If you can load some memory earlier, than later computations may not need to wait as long
For kicks, they’re also parts of the CPU I’m interested in modeling.
Feature Tests¶
The feature test for this will be setting up a simple compute graph and running the superoptimization experiment on the graph. Given a simple-enough graph, it should be feasible to predetermine the optimal result and match it to the algorithm’s result.
From there, the time to run the super-optimized version will be compared to the time to run the basic version (with common subexpression elimination) and the time to run the superoptimization can be compared to the time to run the common subexpression elimination on its own.
Roadmap and Process¶
Write a design
Write a feature test(s) 3A. Experiments 3B. Build a simple prototype
Pass feature tests
Refactor/cleanup
Build an instructive prototype (e.g. something that looks like the project vision but doesn’t need to be the full thing)
Add unit testing, etc
Refactor/cleanup
Write up successes, retro of what changed (so I can check for this in future designs)
Post Review¶
2024-02-27¶
Overall, I’d say the experiment is a success. I added an A*
implementation
and did some code search with a CPU model.

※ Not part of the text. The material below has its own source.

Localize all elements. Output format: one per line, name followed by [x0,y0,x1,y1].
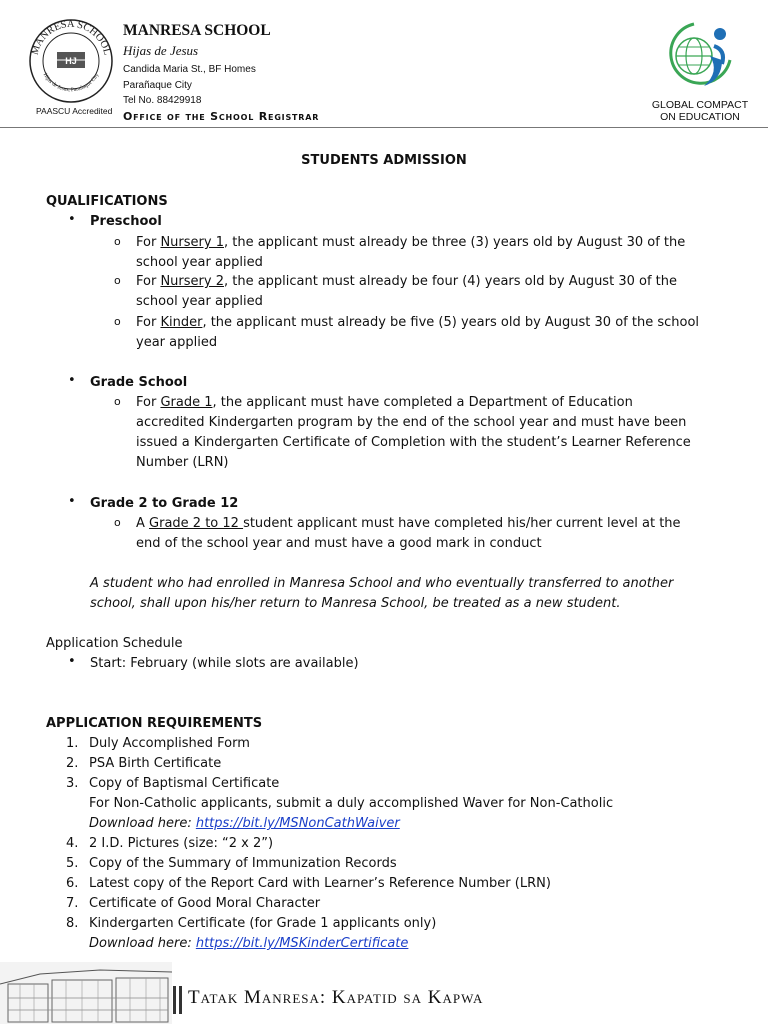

The key risks to keep an eye out for:
Fully understanding the possible operations in use by
sympy
, and how that maps (almost but not quite 1:1) to the desired operations setMaximum runtime: the current version can go from fast for simple operations (<< 1 second) to unusably slow when it times out (10s of seconds)

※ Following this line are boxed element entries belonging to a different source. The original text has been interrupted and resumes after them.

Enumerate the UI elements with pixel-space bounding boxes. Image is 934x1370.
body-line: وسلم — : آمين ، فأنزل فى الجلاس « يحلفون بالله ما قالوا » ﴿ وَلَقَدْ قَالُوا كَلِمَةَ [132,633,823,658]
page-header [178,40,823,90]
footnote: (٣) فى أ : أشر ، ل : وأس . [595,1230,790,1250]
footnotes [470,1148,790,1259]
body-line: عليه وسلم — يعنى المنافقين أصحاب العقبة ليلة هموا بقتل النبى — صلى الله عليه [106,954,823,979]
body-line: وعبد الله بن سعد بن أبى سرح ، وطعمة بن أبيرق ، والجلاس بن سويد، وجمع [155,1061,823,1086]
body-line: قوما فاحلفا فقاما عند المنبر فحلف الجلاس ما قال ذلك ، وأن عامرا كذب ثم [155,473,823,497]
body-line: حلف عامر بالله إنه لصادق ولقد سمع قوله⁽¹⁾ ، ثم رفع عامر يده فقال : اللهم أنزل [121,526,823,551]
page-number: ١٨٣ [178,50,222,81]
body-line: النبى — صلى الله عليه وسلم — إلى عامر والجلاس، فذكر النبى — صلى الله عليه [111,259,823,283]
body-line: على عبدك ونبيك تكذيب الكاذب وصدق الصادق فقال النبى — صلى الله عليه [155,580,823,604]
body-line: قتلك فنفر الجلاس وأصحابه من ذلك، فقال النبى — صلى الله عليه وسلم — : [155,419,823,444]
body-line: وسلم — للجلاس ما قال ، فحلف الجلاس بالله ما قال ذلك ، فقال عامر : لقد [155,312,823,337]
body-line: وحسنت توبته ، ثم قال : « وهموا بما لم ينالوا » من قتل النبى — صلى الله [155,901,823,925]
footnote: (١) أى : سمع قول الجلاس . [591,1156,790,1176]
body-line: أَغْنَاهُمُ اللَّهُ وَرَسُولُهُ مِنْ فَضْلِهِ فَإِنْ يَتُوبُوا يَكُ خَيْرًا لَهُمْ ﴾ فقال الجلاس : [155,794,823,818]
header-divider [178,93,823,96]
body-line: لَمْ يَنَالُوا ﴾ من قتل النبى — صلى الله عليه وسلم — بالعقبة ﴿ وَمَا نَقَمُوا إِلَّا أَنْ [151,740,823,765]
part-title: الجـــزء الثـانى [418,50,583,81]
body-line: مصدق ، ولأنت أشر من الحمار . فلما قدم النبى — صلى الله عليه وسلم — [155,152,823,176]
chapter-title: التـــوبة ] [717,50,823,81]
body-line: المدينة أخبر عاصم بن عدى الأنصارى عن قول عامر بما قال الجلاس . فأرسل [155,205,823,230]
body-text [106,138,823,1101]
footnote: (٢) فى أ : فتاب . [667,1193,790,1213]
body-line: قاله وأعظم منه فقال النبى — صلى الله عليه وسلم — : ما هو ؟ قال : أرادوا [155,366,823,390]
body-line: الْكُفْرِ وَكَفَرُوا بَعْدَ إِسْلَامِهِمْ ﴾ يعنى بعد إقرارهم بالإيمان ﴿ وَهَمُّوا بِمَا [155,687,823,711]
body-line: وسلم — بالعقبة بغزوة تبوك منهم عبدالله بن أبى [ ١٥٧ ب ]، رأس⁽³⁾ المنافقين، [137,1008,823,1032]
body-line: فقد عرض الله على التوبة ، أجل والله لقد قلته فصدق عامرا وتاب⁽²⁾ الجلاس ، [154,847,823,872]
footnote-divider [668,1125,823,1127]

I’d be curious to do some more literature review to understand potential areas for improvements.
In addition, a good heuristic seems essential to reduce states evaluated and overall performance would be important for the end user experience. Perhaps this is a flag that can be turned on for release builds (evaluating a slightly suboptimal model should probably be fine).
Wins¶
I’m really happy with the architectural approach/design of the A*
implementation. I think it makes intuitive sense and has a nice functional
programming aesthetic. That said, I’ve been plagued by nagging doubts that it
may not be correct. Given the time-bounded experimental nature I didn’t spend
more time testing, but would like to in the future (e.g. make assertions on
evaluating the minimum number of states for a small-to-medium complexity
problem).
Opportunities for Improvement¶
Multi-scale search¶
If I have a set of expressions and the topological mapping between them, I can only evaluate the frontier of potential elements to evaluate for expressions that don’t have topological dependencies (given the currently available set). This will play nicely with common subexpression elimination which generates the nice tree of values.
Multi-scale search should also help with register spilling in that it’ll put
more constraints on the values to be evaluated, which should reduce the
potential number of values “in-flight”. With the topological mapping, a set of
up to number of registers
(maybe number of registers / 2
for binary
operations) functions can be evaluated in parallel via the
Coffman–Graham algorithm.
This would lead to not starting to evaluate a new topological-level expression
until at least one of the existing expressions is complete to minimize
contention for registers. This would also benefit the higher level search where
the evaluation order of many potential expressions could have a benefit given
the constraint on registers available.
Python Compiler Tools¶
Perhaps the state space evaluation or heuristic evaluation could reduce their
execution time via numba
or Cython
. Previous evaluations of this approach
didn’t show a benefit proportional to the effort to maintain these
dependencies, but maybe this time it’s different.